Efforts to be trialled in the initiative include a high-volume cataract service, one-stop testing facilities, increased access to specialist advice for GPs and pop-up clinics nearer to patients’ homes. The £160m funding will also go towards providing extra evening and weekend surgeries, new surgical hubs, ‘pre-hab’ for patients preparing for a procedure and more.

The ultimate goal of the initiative is to see NHS trusts exceed the levels of planned activity, such as diagnostic tests and surgical procedures, that were carried out before the Covid-19 crisis. 

Commenting in May, professor Neil Mortensen, president of the Royal College of Surgeons of England (RCS), said embedding the innovation and lessons learned during the pandemic is “key to the future sustainability of surgical services”.

Another deal?

When it comes to implementing changes, the RCS has its own ideas. In a report published in May, the RCS called on the government to implement the independent body’s ‘New Deal for Surgery’, which would mean committing an additional £1bn for surgery every year and introducing surgical hubs across the UK for specialties such as orthopaedics and oncology. Other recommendations listed in the RCS’ New Deal include an annual report setting out the Government’s response to the backlog, adopting a long-term aim to increase the number of hospital beds from 2.5 to 4.7 per 1,000 people, and building NHS capacity to reduce reliance on the independent sector in the event of future health crises.

RCS president Mortensen told Medical Technology the task of tackling the backlog is “gargantuan” and “will not be solved overnight”.

“A big part of the catch-up programme will also be the need to establish at least one surgical hub per integrated care system,” he says. “These hubs separate elective surgical services from emergency services and thereby allow operations to continue in Covid-secure facilities whether we face another wave of the pandemic, or the usual winter pressures. 

“In the long term, we need to invest in training doctors and nurses, as well as growing infrastructure such as beds and operating theatres, so that the NHS can never find itself in this awful position again. 

“In the meantime, the NHS may at times need to rely on the independent sector to provide the extra capacity it needs.

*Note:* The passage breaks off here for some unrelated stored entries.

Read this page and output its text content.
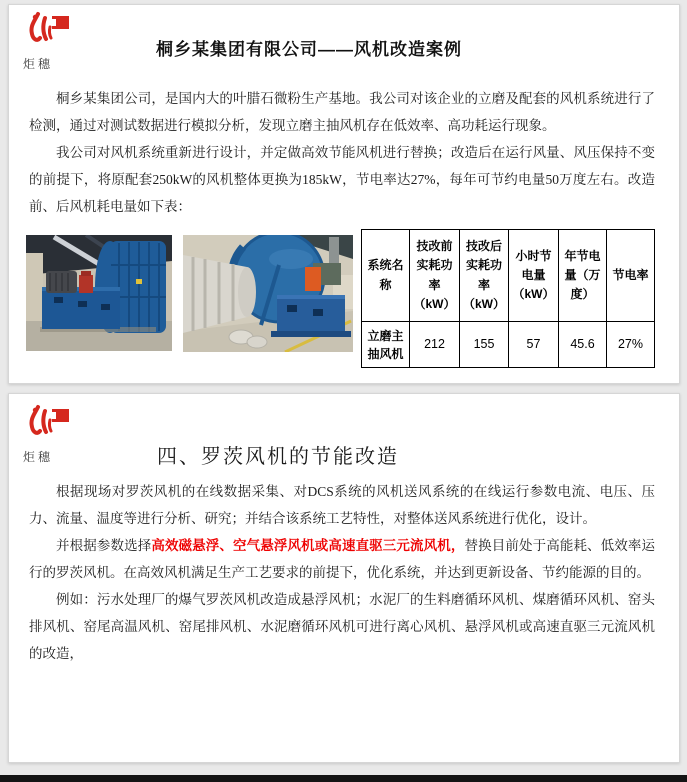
炬穗
桐乡某集团有限公司——风机改造案例

桐乡某集团公司，是国内大的叶腊石微粉生产基地。我公司对该企业的立磨及配套的风机系统进行了检测，通过对测试数据进行模拟分析，发现立磨主抽风机存在低效率、高功耗运行现象。

我公司对风机系统重新进行设计，并定做高效节能风机进行替换；改造后在运行风量、风压保持不变的前提下，将原配套250kW的风机整体更换为185kW，节电率达27%，每年可节约电量50万度左右。改造前、后风机耗电量如下表：

系统名称	技改前实耗功率（kW）	技改后实耗功率（kW）	小时节电量（kW）	年节电量（万度）	节电率
立磨主抽风机	212	155	57	45.6	27%
炬穗	四、罗茨风机的节能改造

根据现场对罗茨风机的在线数据采集、对DCS系统的风机送风系统的在线运行参数电流、电压、压力、流量、温度等进行分析、研究；并结合该系统工艺特性，对整体送风系统进行优化，设计。

并根据参数选择高效磁悬浮、空气悬浮风机或高速直驱三元流风机，替换目前处于高能耗、低效率运行的罗茨风机。在高效风机满足生产工艺要求的前提下，优化系统，并达到更新设备、节约能源的目的。

例如：污水处理厂的爆气罗茨风机改造成悬浮风机；水泥厂的生料磨循环风机、煤磨循环风机、窑头排风机、窑尾高温风机、窑尾排风机、水泥磨循环风机可进行离心风机、悬浮风机或高速直驱三元流风机的改造，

It’s imperative, for the future of surgery, that trainee surgeons are given access to training opportunities in private hospitals, when NHS operations are moved there.”

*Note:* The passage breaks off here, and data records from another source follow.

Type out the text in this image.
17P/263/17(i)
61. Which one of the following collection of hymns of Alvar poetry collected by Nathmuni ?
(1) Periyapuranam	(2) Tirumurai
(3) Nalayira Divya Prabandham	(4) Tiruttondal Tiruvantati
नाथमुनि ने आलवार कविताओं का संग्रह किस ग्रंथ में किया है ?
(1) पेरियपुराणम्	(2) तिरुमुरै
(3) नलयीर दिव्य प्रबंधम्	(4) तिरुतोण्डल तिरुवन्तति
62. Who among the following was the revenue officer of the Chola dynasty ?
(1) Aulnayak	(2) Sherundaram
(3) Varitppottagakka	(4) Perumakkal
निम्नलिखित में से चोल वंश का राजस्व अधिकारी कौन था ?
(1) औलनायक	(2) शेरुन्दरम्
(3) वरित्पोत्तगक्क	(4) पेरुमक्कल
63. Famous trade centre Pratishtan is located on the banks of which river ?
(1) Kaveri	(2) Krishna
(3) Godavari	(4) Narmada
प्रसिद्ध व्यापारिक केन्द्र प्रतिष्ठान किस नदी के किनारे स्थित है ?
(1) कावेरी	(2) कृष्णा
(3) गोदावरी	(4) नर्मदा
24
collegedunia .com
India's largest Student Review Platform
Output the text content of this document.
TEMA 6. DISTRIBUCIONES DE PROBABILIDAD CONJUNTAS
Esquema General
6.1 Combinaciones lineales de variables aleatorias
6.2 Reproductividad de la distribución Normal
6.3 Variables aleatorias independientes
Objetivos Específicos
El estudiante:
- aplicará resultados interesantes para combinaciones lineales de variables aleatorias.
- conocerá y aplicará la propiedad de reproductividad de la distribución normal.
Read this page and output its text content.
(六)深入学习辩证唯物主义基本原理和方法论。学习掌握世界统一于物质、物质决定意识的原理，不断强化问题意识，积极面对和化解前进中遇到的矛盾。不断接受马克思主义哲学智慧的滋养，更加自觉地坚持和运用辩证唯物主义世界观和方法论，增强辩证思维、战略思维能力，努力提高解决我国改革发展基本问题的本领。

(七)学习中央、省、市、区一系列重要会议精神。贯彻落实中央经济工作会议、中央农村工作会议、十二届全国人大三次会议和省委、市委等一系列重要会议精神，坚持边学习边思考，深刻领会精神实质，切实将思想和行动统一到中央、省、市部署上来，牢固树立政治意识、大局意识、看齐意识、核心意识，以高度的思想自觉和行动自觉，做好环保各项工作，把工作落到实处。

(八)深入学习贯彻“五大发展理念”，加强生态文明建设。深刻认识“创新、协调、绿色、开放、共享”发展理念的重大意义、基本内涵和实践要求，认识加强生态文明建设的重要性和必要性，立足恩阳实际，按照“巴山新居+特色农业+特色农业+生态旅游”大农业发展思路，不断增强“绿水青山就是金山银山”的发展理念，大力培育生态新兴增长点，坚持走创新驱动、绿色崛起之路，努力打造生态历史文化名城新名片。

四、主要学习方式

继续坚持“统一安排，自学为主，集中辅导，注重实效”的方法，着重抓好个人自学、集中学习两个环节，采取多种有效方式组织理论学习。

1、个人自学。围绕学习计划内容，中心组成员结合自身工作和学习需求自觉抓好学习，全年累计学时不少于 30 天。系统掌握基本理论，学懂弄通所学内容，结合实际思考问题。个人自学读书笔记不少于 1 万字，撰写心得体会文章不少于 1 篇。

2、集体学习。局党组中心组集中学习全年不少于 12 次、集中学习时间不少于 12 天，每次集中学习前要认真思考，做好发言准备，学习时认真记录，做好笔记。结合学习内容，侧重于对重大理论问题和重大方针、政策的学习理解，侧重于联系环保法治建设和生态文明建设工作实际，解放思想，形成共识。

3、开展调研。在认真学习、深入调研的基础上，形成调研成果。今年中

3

An ‘unacceptable’ situation

At the heart of the matter is, of course, the millions of people across the UK waiting for treatment. The patients seeing the most severe delays are those in line for surgeries like knee and hip replacements – people with arthritis are “bearing the brunt of this crisis”, said Tracey Loftis, head of policy and public affairs at Versus Arthritis. 

The charity is calling for the government to implement the six-point support package it has developed to ensure those waiting for joint surgery receive the care and support they need in the meantime.

“It is critical that people with arthritis are not left struggling in pain with their lives put on hold,” Loftis said. “As longer waits lead to more severe joint damage and reduce the chance of future operations being successful, this issue becomes even more unacceptable.”

As the NHS’ accelerator initiatives and the RCS’ recommendations have made clear, dealing with the surgical backlog will take collaboration, innovation and adaptation in equal measures. With the waiting list predicted to take years to wade through, any measures that could alleviate the crisis must be implemented immediately.

“Although the majority of patients on our waiting lists aren’t in any immediate danger, the surgeries they are waiting for are undoubtedly life-changing – whether they be joint replacements that allow them to get on with work and day-to-day life, pain-free, or the insertion of cochlear implants that give the joy of hearing for the first time,” Mortensen says.

“They have waited patiently, and understandingly, through the pressures of the pandemic. Now we need to be able to get on with the job of providing their operations as quickly as possible.”